Title and Document Challenges
Ms. Lindsey is vice president of national sales at Stewart Lender Services. She has nearly 25 years of national sales and management experience within the mortgage banking industry.
Outstanding documents...document exceptions...missing intervening assignments..."other Title Issues." The interest in these topics just doesn't go away. As is additionally evidenced by this article, our industry trade papers provide articles on this subject regularly. So what's going on or what's going wrong?
I've done a little research; actually quite a bit of research, but in the scheme of our entire industry I've certainly not covered an overwhelming majority of participants. However, I've covered enough of a cross sampling that I believe I'm getting a good moderate opinion (versus far left or right) of what is going on and what is going wrong. I know I'm on the right track because the information I receive is similar, consistent and endless...the pandora's box of the mortgage industry could arguably be document exceptions.
What constitutes a document exception? Agency guidelines, investor guidelines, servicing guidelines, post closing review guidelines, lending guidelines....they all have specifications as to what documents are required in a specific transaction and what elements of those documents are required. Underwriting processes, post closing processes and the custodian provide the majority of document qualification information, ie: does it conform to the required specifications and if not, what the exception is. Document errors such as corrections completed at closing that were not initialed by the borrower continue to be present. However, errors on documents take a back seat to the big offender we deal with - documents that are missing.
Why do we care about document exceptions? Every division of a lender's and servicer's operation has a different opinion of document exceptions and why they care about them. Collectively, everyone agrees that a document exception carries risk with it. Risk is relative to the division of the operation and therefore has varying degrees of importance. So why do we care about resolving document exceptions? Because everyone agrees that the exceptions cause trouble. Trouble with processing; trouble with budgets, trouble with loan sales. This all translates in to lost revenue or value - so we care about them because they cost us money. Apparently lenders do not track what the total cost to the organization is for resolving this risk created by document exceptions.......

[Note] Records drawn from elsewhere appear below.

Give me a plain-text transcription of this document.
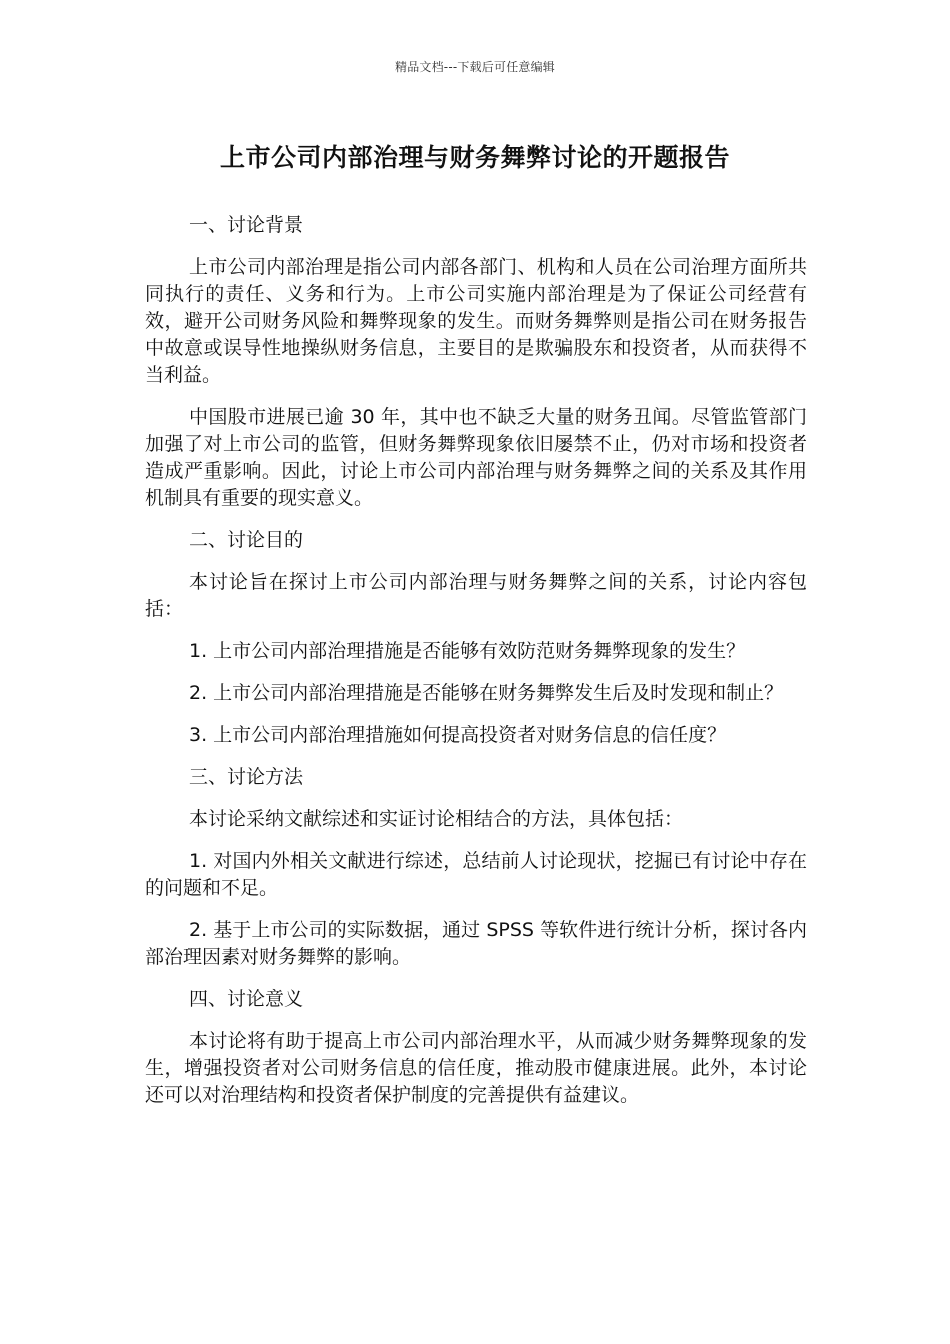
精品文档---下载后可任意编辑
上市公司内部治理与财务舞弊讨论的开题报告

一、讨论背景

上市公司内部治理是指公司内部各部门、机构和人员在公司治理方面所共同执行的责任、义务和行为。上市公司实施内部治理是为了保证公司经营有效，避开公司财务风险和舞弊现象的发生。而财务舞弊则是指公司在财务报告中故意或误导性地操纵财务信息，主要目的是欺骗股东和投资者，从而获得不当利益。

中国股市进展已逾 30 年，其中也不缺乏大量的财务丑闻。尽管监管部门加强了对上市公司的监管，但财务舞弊现象依旧屡禁不止，仍对市场和投资者造成严重影响。因此，讨论上市公司内部治理与财务舞弊之间的关系及其作用机制具有重要的现实意义。

二、讨论目的

本讨论旨在探讨上市公司内部治理与财务舞弊之间的关系，讨论内容包括：

1. 上市公司内部治理措施是否能够有效防范财务舞弊现象的发生？

2. 上市公司内部治理措施是否能够在财务舞弊发生后及时发现和制止？

3. 上市公司内部治理措施如何提高投资者对财务信息的信任度？

三、讨论方法

本讨论采纳文献综述和实证讨论相结合的方法，具体包括：

1. 对国内外相关文献进行综述，总结前人讨论现状，挖掘已有讨论中存在的问题和不足。

2. 基于上市公司的实际数据，通过 SPSS 等软件进行统计分析，探讨各内部治理因素对财务舞弊的影响。

四、讨论意义

本讨论将有助于提高上市公司内部治理水平，从而减少财务舞弊现象的发生，增强投资者对公司财务信息的信任度，推动股市健康进展。此外，本讨论还可以对治理结构和投资者保护制度的完善提供有益建议。
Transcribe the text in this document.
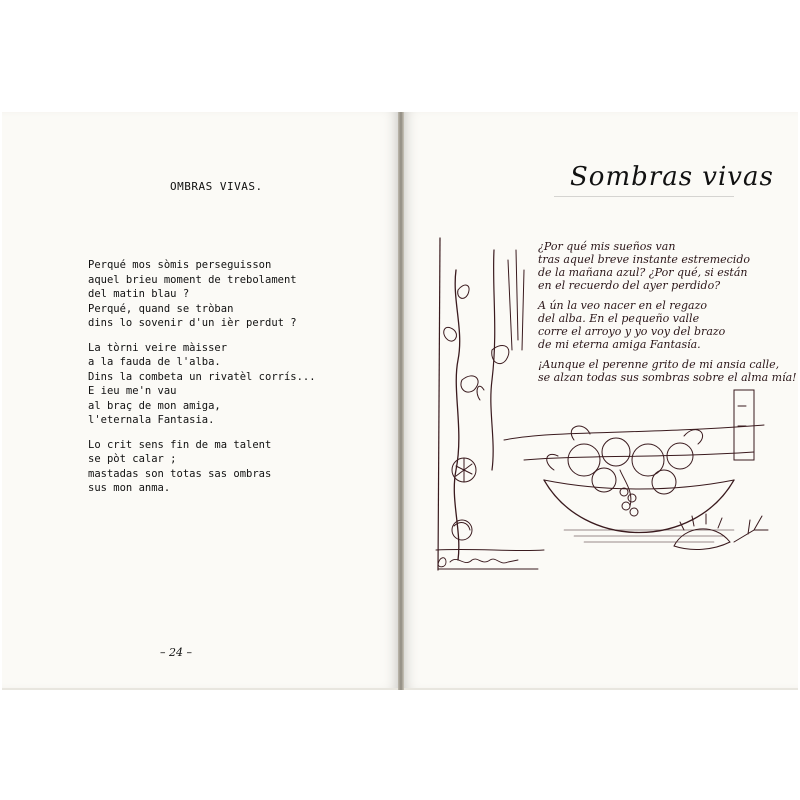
OMBRAS VIVAS.
Perqué mos sòmis perseguisson
aquel brieu moment de trebolament
del matin blau ?
Perqué, quand se tròban
dins lo sovenir d'un ièr perdut ?
La tòrni veire màisser
a la fauda de l'alba.
Dins la combeta un rivatèl corrís...
E ieu me'n vau
al braç de mon amiga,
l'eternala Fantasia.
Lo crit sens fin de ma talent
se pòt calar ;
mastadas son totas sas ombras
sus mon anma.
– 24 –
Sombras vivas
¿Por qué mis sueños van
tras aquel breve instante estremecido
de la mañana azul? ¿Por qué, si están
en el recuerdo del ayer perdido?
A ún la veo nacer en el regazo
del alba. En el pequeño valle
corre el arroyo y yo voy del brazo
de mi eterna amiga Fantasía.
¡Aunque el perenne grito de mi ansia calle,
se alzan todas sus sombras sobre el alma mía!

Who is it that cares about these document exceptions? Again, every division of a lender's and servicer's operation is involved at one time or another. Unsurprisingly, the market drives who cares about these document exceptions at any given time. Predominantly, the group that cares the most and most of the time, is the post closing division, aka loan delivery and trailing documents or final documents. Secondary marketing and the sales & acquisition divisions are also expressing their interest currently. The returning "who" to the group are the investors and purchasers of loans and portfolio's - they are now actively expressing their level of interest to the wholeness of documentation and are enforcing their authority in ensuring that exceptions are resolved.....most often at the expense of the Lender/seller. This is contrary to their participation of the preceding few years. And let's not forget about the default servicing groups encompassing loss mitigation, foreclosure and bank owned/REO. They are the true "rock stars" of servicing risk that arises when document deficiencies are present and deal with the direct impact to homeowners.
What's going on?
What's going on is that originations have slowed. Servicing portfolio values have begun to increase and based on other market conditions, Lender's are in the position to sell, or buy, loans. If selling, or preparing to sell, curing document exceptions increases the value of the portfolio and allows for a timely transaction. If sold, the lender typically must cure the document exceptions in a specified time frame; hold back funds from the transaction are pending release to the seller until the documents are cleared or cured. The increased sale and acquisition activity and preparation activity for potential sales and acquisitions has buoyed the interest and activity in document exceptions. Those "other market conditions", ie, failed lenders, has amplified the interest because they contribute to the volume of exceptions that exist. As a result, much of the industry is reacting to the exit of private investors or the completion of investor sales, which can cause exceptions from the original delivery requirements.
What's going wrong?
What's wrong is partly from the recent past our industry created. We are left dealing with the results of the last few years: high origination volume, exotic products and our lack of keeping up with it in the back office.
Not unlike the lenders, title and settlement agents were faced with so much revenue generating business that the back office efficiency struggled to keep up. It may be as simple as the revenue versus cost equation - back office processes cost money and are not provided with the resources that revenue generating processes do.
In addition, not unlike those "other market conditions" of failed lenders and failed investors, there is a recognizable population of failed title and settlement agents that contribute to the overall kaleidoscope of document exceptions.
No particular market segment or industry participant is any more or less responsible for document exceptions than another. It's the human factor, the factor of running a (profitable) business and the factor that we are still dealing with paper - paper that must be created and passed from location A, to B, to C and beyond. Within each participant, managing the paper and tracking the paper must occur - this can easily be from 5 or 10 hand-offs. It isn't any wonder that the potential for losing paper increases significantly with every hand-off, regardless of if it's between participants or within a single participant.